There is also an internal constraint expressed clearly: Kyle Davidson “doesn’t want to bring anyone in for the next couple of seasons, ” meaning solutions may need to come from within. If that is the guiding principle, then the argument for pairing Bedard with Nazar—or giving Lardis genuine top-line runway—becomes less of a tactical whim and more of an operational necessity.

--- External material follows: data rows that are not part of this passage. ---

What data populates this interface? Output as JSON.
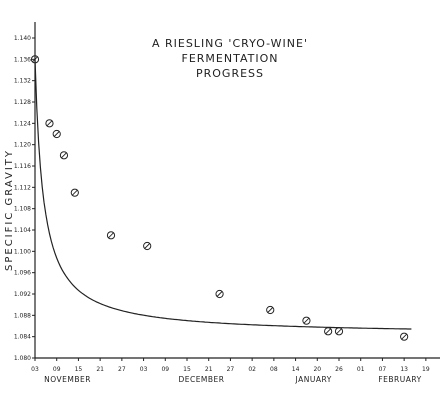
{
  "chart_data": {
    "type": "line",
    "title_lines": [
      "A RIESLING 'CRYO-WINE'",
      "FERMENTATION",
      "PROGRESS"
    ],
    "ylabel": "SPECIFIC GRAVITY",
    "xlabel": "",
    "ylim": [
      1.08,
      1.14
    ],
    "yticks": [
      "1.140",
      "1.136",
      "1.132",
      "1.128",
      "1.124",
      "1.120",
      "1.116",
      "1.112",
      "1.108",
      "1.104",
      "1.100",
      "1.096",
      "1.092",
      "1.088",
      "1.084",
      "1.080"
    ],
    "yticks_shown": [
      "1.140",
      "1.136",
      "1.132",
      "1.128",
      "1.124",
      "1.120",
      "1.116",
      "1.112",
      "1.108",
      "1.104",
      "1.100",
      "1.096",
      "1.092",
      "1.088",
      "1.084",
      "1.080"
    ],
    "xlim": [
      0,
      105
    ],
    "xticks": [
      {
        "x": 0,
        "label": "03"
      },
      {
        "x": 6,
        "label": "09"
      },
      {
        "x": 12,
        "label": "15"
      },
      {
        "x": 18,
        "label": "21"
      },
      {
        "x": 24,
        "label": "27"
      },
      {
        "x": 30,
        "label": "03"
      },
      {
        "x": 36,
        "label": "09"
      },
      {
        "x": 42,
        "label": "15"
      },
      {
        "x": 48,
        "label": "21"
      },
      {
        "x": 54,
        "label": "27"
      },
      {
        "x": 60,
        "label": "02"
      },
      {
        "x": 66,
        "label": "08"
      },
      {
        "x": 72,
        "label": "14"
      },
      {
        "x": 78,
        "label": "20"
      },
      {
        "x": 84,
        "label": "26"
      },
      {
        "x": 90,
        "label": "01"
      },
      {
        "x": 96,
        "label": "07"
      },
      {
        "x": 102,
        "label": "13"
      },
      {
        "x": 108,
        "label": "19"
      }
    ],
    "months": [
      {
        "x": 9,
        "label": "NOVEMBER"
      },
      {
        "x": 46,
        "label": "DECEMBER"
      },
      {
        "x": 77,
        "label": "JANUARY"
      },
      {
        "x": 105,
        "label": "FEBRUARY"
      }
    ],
    "series": [
      {
        "points": [
          {
            "x": 0,
            "y": 1.136
          },
          {
            "x": 4,
            "y": 1.124
          },
          {
            "x": 6,
            "y": 1.122
          },
          {
            "x": 8,
            "y": 1.118
          },
          {
            "x": 11,
            "y": 1.111
          },
          {
            "x": 21,
            "y": 1.103
          },
          {
            "x": 31,
            "y": 1.101
          },
          {
            "x": 51,
            "y": 1.092
          },
          {
            "x": 65,
            "y": 1.089
          },
          {
            "x": 75,
            "y": 1.087
          },
          {
            "x": 81,
            "y": 1.085
          },
          {
            "x": 84,
            "y": 1.085
          },
          {
            "x": 102,
            "y": 1.084
          }
        ]
      }
    ],
    "grid": false
  }
}
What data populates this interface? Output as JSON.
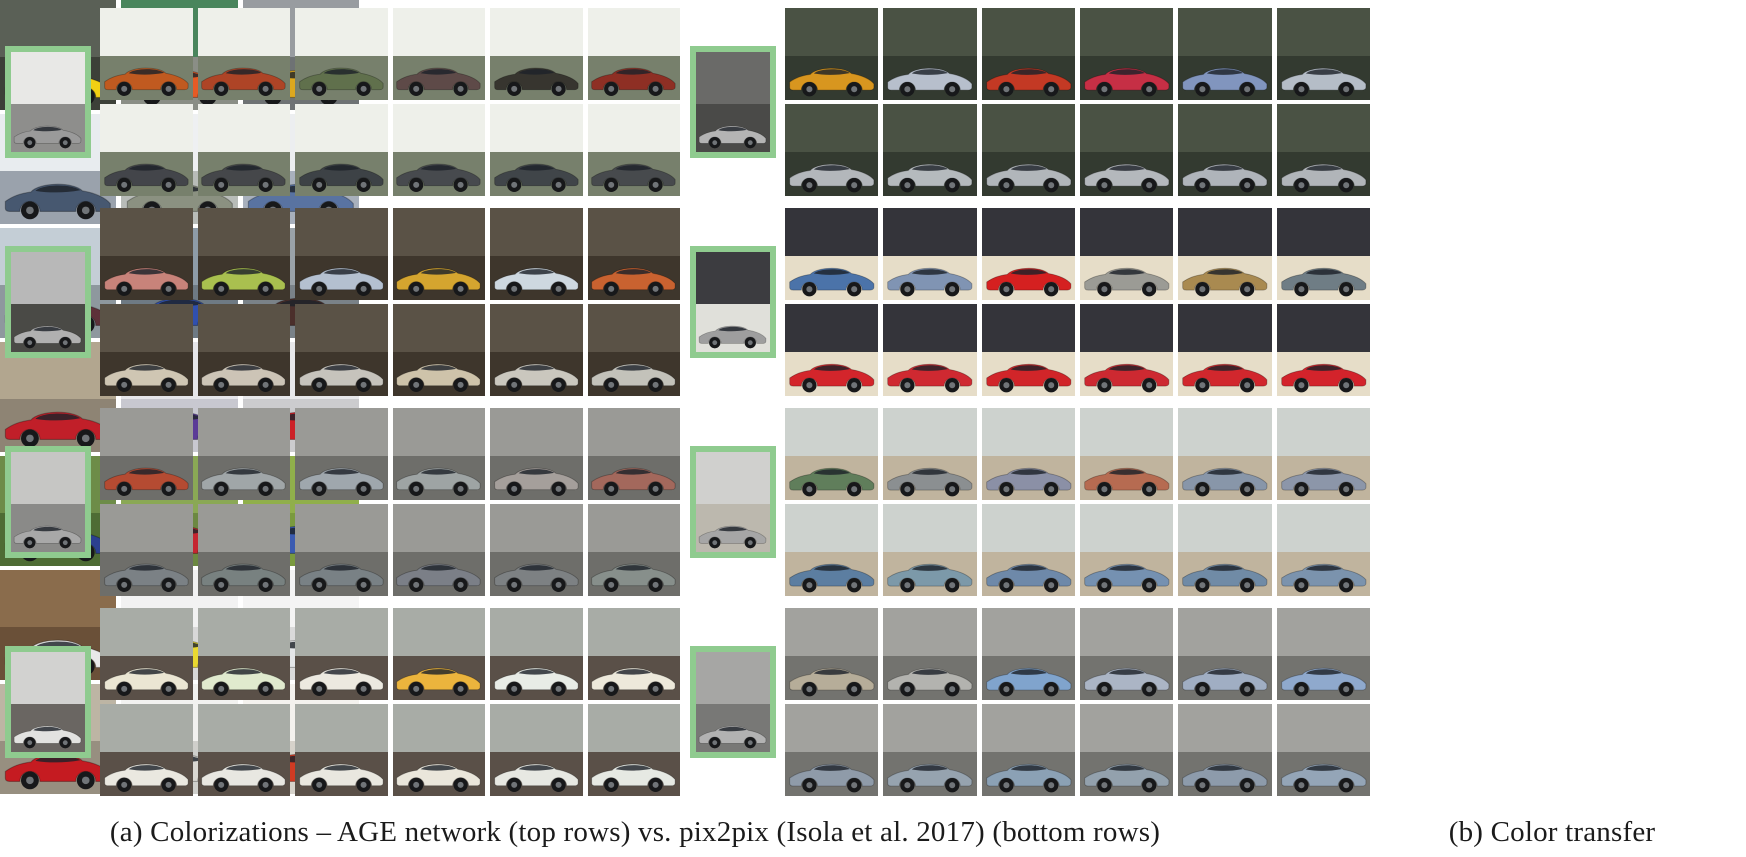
{
  "captions": {
    "a": "(a) Colorizations – AGE network (top rows) vs. pix2pix (Isola et al. 2017) (bottom rows)",
    "b": "(b) Color transfer"
  },
  "styles": {
    "input_border_color": "#8fcb8f",
    "page_bg": "#ffffff",
    "caption_color": "#1b1b1b"
  },
  "left_panel": {
    "groups": [
      {
        "subject": "scissor-door-coupe-forest",
        "input": {
          "car": "#9a9a9a",
          "bg": [
            "#e8e8e6",
            "#8e8e8c"
          ]
        },
        "bg": [
          "#eef0ea",
          "#77806c"
        ],
        "age_row": [
          "#c05a20",
          "#ae4426",
          "#60704c",
          "#5e4a48",
          "#37352f",
          "#8e2f24"
        ],
        "pix2pix_row": [
          "#43454a",
          "#45474a",
          "#3d4246",
          "#474a4e",
          "#404549",
          "#474a4d"
        ]
      },
      {
        "subject": "sport-coupe-mountain-road",
        "input": {
          "car": "#b0b0b0",
          "bg": [
            "#b8b8b8",
            "#4a4a46"
          ]
        },
        "bg": [
          "#5a5246",
          "#3e362c"
        ],
        "age_row": [
          "#c8837a",
          "#a9c04f",
          "#b4c0d0",
          "#d5a52f",
          "#ced8e0",
          "#c96230"
        ],
        "pix2pix_row": [
          "#cfc6b3",
          "#ccc4b6",
          "#c6c3bc",
          "#cec3aa",
          "#cac7be",
          "#c3c2ba"
        ]
      },
      {
        "subject": "coupe-front-view-gray-road",
        "input": {
          "car": "#a8a8a8",
          "bg": [
            "#c6c6c4",
            "#8a8a88"
          ]
        },
        "bg": [
          "#9a9a96",
          "#6e6e6a"
        ],
        "age_row": [
          "#b54b32",
          "#a0a6a8",
          "#9fa7ad",
          "#9ea4a4",
          "#a59f9b",
          "#a3685c"
        ],
        "pix2pix_row": [
          "#7b8185",
          "#788180",
          "#798185",
          "#7b7f87",
          "#7d8183",
          "#878f8b"
        ]
      },
      {
        "subject": "white-hatchback",
        "input": {
          "car": "#e2e2e0",
          "bg": [
            "#d2d2d0",
            "#6a6662"
          ]
        },
        "bg": [
          "#a8aca6",
          "#5a5048"
        ],
        "age_row": [
          "#ebe6d3",
          "#e0eace",
          "#ece9e0",
          "#ebb43d",
          "#e8ece6",
          "#ede9db"
        ],
        "pix2pix_row": [
          "#eae8e0",
          "#e8e7e1",
          "#e9e7df",
          "#eae6db",
          "#e7e8e2",
          "#e6e9e3"
        ]
      }
    ]
  },
  "middle_panel": {
    "groups": [
      {
        "subject": "sedan-dark-forest",
        "input": {
          "car": "#b4b4b4",
          "bg": [
            "#6a6a68",
            "#4a4a48"
          ]
        },
        "bg": [
          "#4a5244",
          "#333a30"
        ],
        "age_row": [
          "#d8961f",
          "#b7bfcc",
          "#c33924",
          "#c62f45",
          "#8195be",
          "#b5bdc7"
        ],
        "pix2pix_row": [
          "#b3b7bb",
          "#b5babd",
          "#b1b6ba",
          "#b4b8bc",
          "#afb4ba",
          "#b1b5b9"
        ]
      },
      {
        "subject": "supercar-night",
        "input": {
          "car": "#9e9e9e",
          "bg": [
            "#3c3c40",
            "#e0e0da"
          ]
        },
        "bg": [
          "#34343a",
          "#e6ddc8"
        ],
        "age_row": [
          "#4b73a9",
          "#8094b3",
          "#d52020",
          "#9b9b95",
          "#a98a50",
          "#6f7d85"
        ],
        "pix2pix_row": [
          "#d3252b",
          "#cf2931",
          "#d12529",
          "#cd2931",
          "#d1272d",
          "#d3232b"
        ]
      },
      {
        "subject": "pickup-truck-lot",
        "input": {
          "car": "#a6a6a6",
          "bg": [
            "#d0d0ce",
            "#bcb8ae"
          ]
        },
        "bg": [
          "#cdd2ce",
          "#c0b49e"
        ],
        "age_row": [
          "#607e5b",
          "#8b8f91",
          "#8b90a6",
          "#b66b51",
          "#8896a9",
          "#8c96a9"
        ],
        "pix2pix_row": [
          "#5c7ea1",
          "#7c99a9",
          "#6e89a9",
          "#7591b1",
          "#708ba6",
          "#7b93ad"
        ]
      },
      {
        "subject": "sedan-parking-lot",
        "input": {
          "car": "#b2b2b2",
          "bg": [
            "#a6a6a4",
            "#787876"
          ]
        },
        "bg": [
          "#a2a29e",
          "#73736f"
        ],
        "age_row": [
          "#b6ad99",
          "#b3b3af",
          "#80a4cd",
          "#abb5c5",
          "#a0aec3",
          "#8fa9cd"
        ],
        "pix2pix_row": [
          "#8f9ba9",
          "#96a3af",
          "#8ba1b5",
          "#93a1ad",
          "#8d9bab",
          "#94a5b7"
        ]
      }
    ]
  },
  "right_panel": {
    "rows": [
      {
        "cells": [
          {
            "car": "#f1d013",
            "bg": [
              "#5a6056",
              "#3c4038"
            ]
          },
          {
            "car": "#e65b25",
            "bg": [
              "#49855c",
              "#8a8e86"
            ]
          },
          {
            "car": "#dca81f",
            "bg": [
              "#989ca0",
              "#6e7274"
            ]
          }
        ]
      },
      {
        "cells": [
          {
            "car": "#475870",
            "bg": [
              "#e8ecef",
              "#9aa2ac"
            ]
          },
          {
            "car": "#8b9181",
            "bg": [
              "#eef0f2",
              "#b8bcb8"
            ]
          },
          {
            "car": "#5973a1",
            "bg": [
              "#eceef0",
              "#a8b0bc"
            ]
          }
        ]
      },
      {
        "cells": [
          {
            "car": "#5d3139",
            "bg": [
              "#c4ced6",
              "#8e989e"
            ]
          },
          {
            "car": "#3050af",
            "bg": [
              "#8e9ca8",
              "#6e7a84"
            ]
          },
          {
            "car": "#4b2f2b",
            "bg": [
              "#9aa2a8",
              "#7a8288"
            ]
          }
        ]
      },
      {
        "cells": [
          {
            "car": "#c11f29",
            "bg": [
              "#b2a68f",
              "#8e8474"
            ]
          },
          {
            "car": "#5b3b97",
            "bg": [
              "#e6e6ea",
              "#c8c8d0"
            ]
          },
          {
            "car": "#cd2127",
            "bg": [
              "#e8e8ea",
              "#ccccce"
            ]
          }
        ]
      },
      {
        "cells": [
          {
            "car": "#2b408f",
            "bg": [
              "#6d8c48",
              "#4e6c34"
            ]
          },
          {
            "car": "#c52531",
            "bg": [
              "#8aa855",
              "#6c8842"
            ]
          },
          {
            "car": "#3b5bb1",
            "bg": [
              "#90af4b",
              "#7a9a3e"
            ]
          }
        ]
      },
      {
        "cells": [
          {
            "car": "#e9e9e9",
            "bg": [
              "#8a6c4c",
              "#6a5038"
            ]
          },
          {
            "car": "#e9d931",
            "bg": [
              "#f2f2f2",
              "#d8d8d8"
            ]
          },
          {
            "car": "#e5e7e9",
            "bg": [
              "#f4f4f4",
              "#dadada"
            ]
          }
        ]
      },
      {
        "cells": [
          {
            "car": "#c51b21",
            "bg": [
              "#bdb5a4",
              "#978f80"
            ]
          },
          {
            "car": "#d9d7d1",
            "bg": [
              "#f2f2f0",
              "#cfcfcb"
            ]
          },
          {
            "car": "#d13b23",
            "bg": [
              "#f4f2ee",
              "#d6d2ca"
            ]
          }
        ]
      }
    ]
  }
}
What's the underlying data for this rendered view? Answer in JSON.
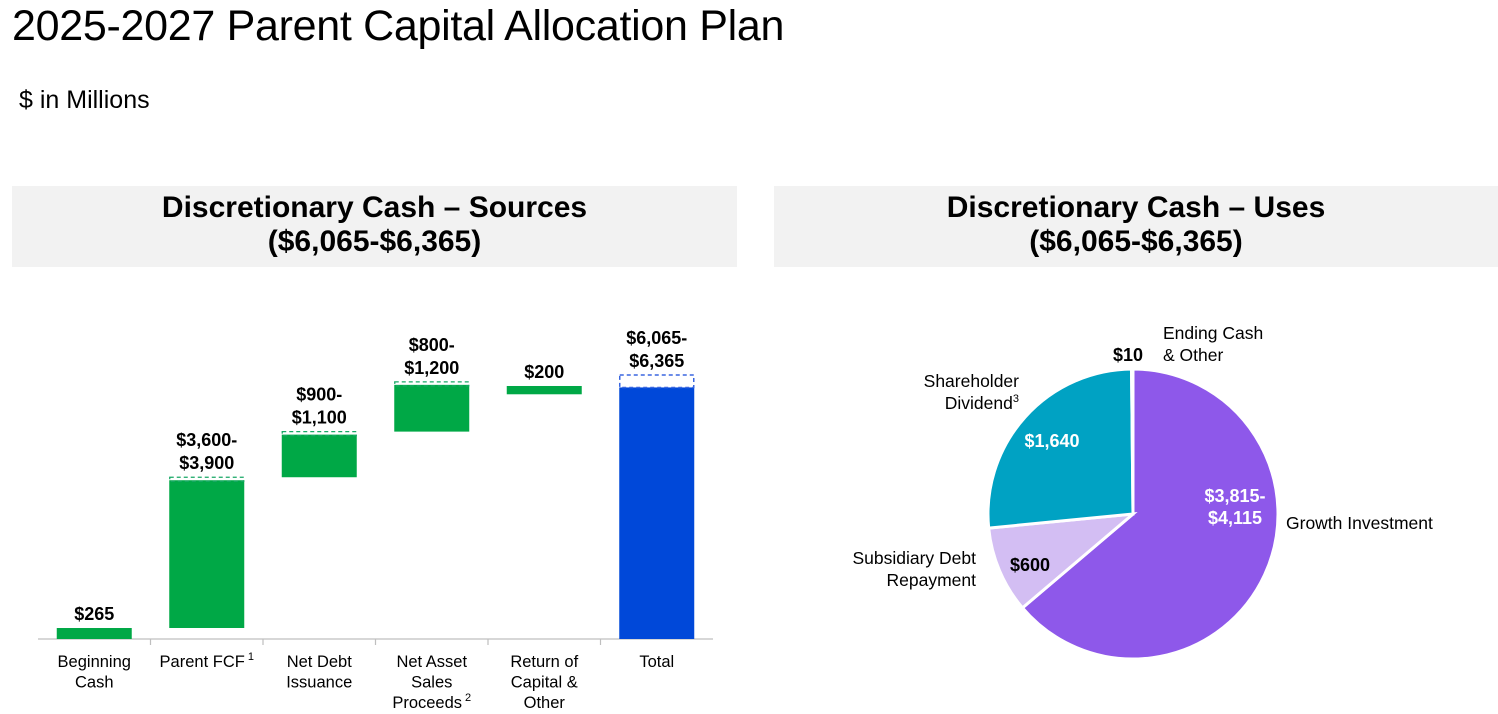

At the same time, the Knies chatter illustrates the opposing instinct: if the roster around connor bedard cannot produce a durable top-line fit, Chicago may be pushed toward a more aggressive summer than its stated posture suggests.
Where this goes next for Connor Bedard and Chicago
In the near term, the most consequential decision may be less about a single promotion and more about removing the current bottleneck. The case against Burakovsky as a top-line fixture is increasingly data-backed within the available record, and the alternative candidates—Nazar’s playmaking, Lardis’ opportunity, or a potential Knies pursuit—each represent a different philosophy of team-building.
For Chicago, the stakes are clear: if defenses can continue to swarm Bedard on breakouts without paying a price elsewhere, the team will keep cycling combinations rather than building an identity. The lingering question is whether the Blackhawks will commit to an internal pairing that forces opponents to choose, or whether the next true running mate for connor bedard is more likely to arrive only after the summer decisions begin.